Sendai Framework 2015-2030
The Sendai Framework is the successor to the Hugo Framework for Action (HFA) 2005–2015: Building the Resilience of Nations and Communities to Disasters. The International Decade for Natural Disaster Reduction of the HFA, 1989, the International Framework for Action and the Yokohama Strategy for a Safer Future: Guidelines for Natural Disaster Prevention, Preparedness and Mitigation and its Action Plan adopted in 1994 and the 1999 disaster Global continuing under the International Strategy for Reduction. To give further impetus, HFA was employed.
The Sendai Framework is built with elements that ensure continuity with the work done by states and stakeholders under the HFA and initiate a range of innovations, as decided during consultations and negotiations.
Many commentators emphasize disaster risk management rather than disaster management, the definition of seven global goals, a goal focused on preventing new risks in addition to disaster risk reduction as an expected outcome, mitigating existing risks and strengthening resilience. With the primary responsibility of the state to prevent and reduce disaster risk, etc., the most important change is the set of guiding principles, including all institutions of society and the state.
In addition, the focus on both natural and man-made hazards and their associated environmental, technological and biological hazards and risks has broadened the scope of disaster risk reduction. This document talks about promoting end-to-end health immunity. The Sendai Framework also clearly outlines the following issues: the need for a better understanding of all dimensions of disaster risk prevention, vulnerability and crisis, strengthening disaster risk governance including national forums, accountability for disaster management risk, ‘Build back quail’ readiness for, identification of stakeholders to new risks, health infrastructure, cultural heritage and workplace resilience, international cooperation and global partnerships, including financial assistance and loans from international financial institutions, and risk informed policies and programmes.

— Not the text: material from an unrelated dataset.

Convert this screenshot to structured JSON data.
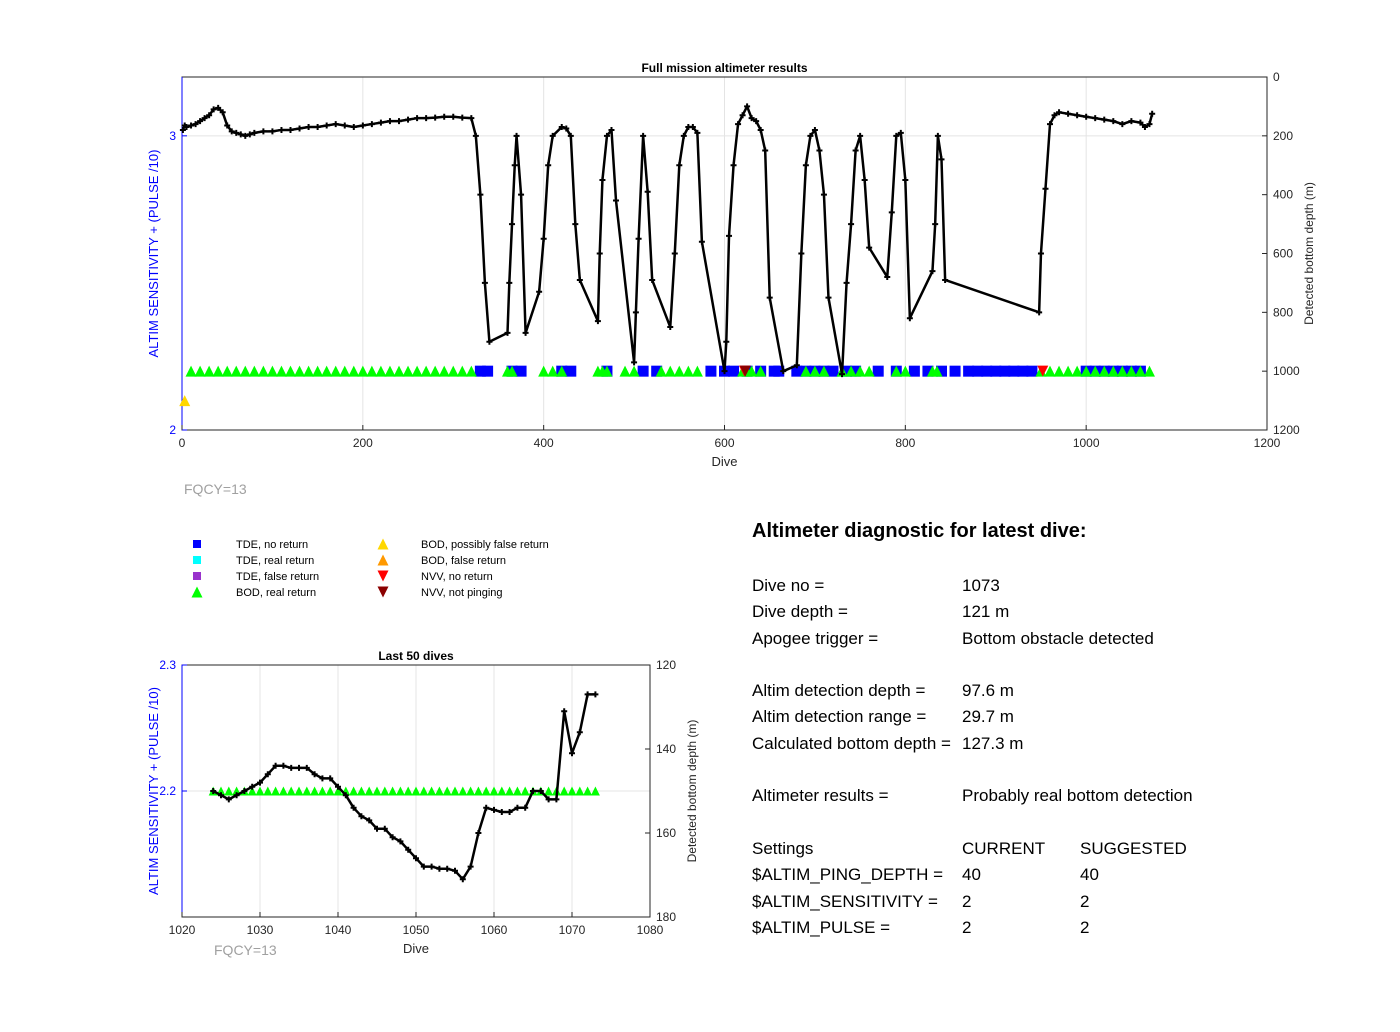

The new National Disaster Management Plan (NDMP) will maximize our country’s capacity to deal with disasters at all levels by integrating disaster risk reduction into development activities in all sectors. The NDMP will also take into account global trends in disaster management and incorporate the approach suggested in the Sendai Framework for Disaster Risk Reduction 2015-2030, of which India is a signatory.
It is important to make predictable risk mitigation investments in development planning to reduce the impact of disaster in resource-scarce nations/states. It would be a prudent step to move towards risk informed decisions for making investments. Projects planned for the future in high disaster prone areas should compulsorily account for disaster risk. Investment, whether private or public, should be based on the fundamental principles of protecting development achievements and gaining resilience. There should be a comprehensive and a more people-centred preventive approach to disaster risk. Disaster risk reduction actions need to be inclusive and accessible in order to be efficient and effective. The government should involve the concerned stakeholders, especially the private sector, in the formulation and implementation of policies, plans and standards, along with facilitation and incentives. To make it inclusive, there is a need to include women as leaders and youth, children, civil society and academia. At the same time, all states should integrate scientific and research institutions to work together and create opportunities for cooperation, and the business sector should integrate disaster risk into its management so that the Sustainable Development Goals can be achieved.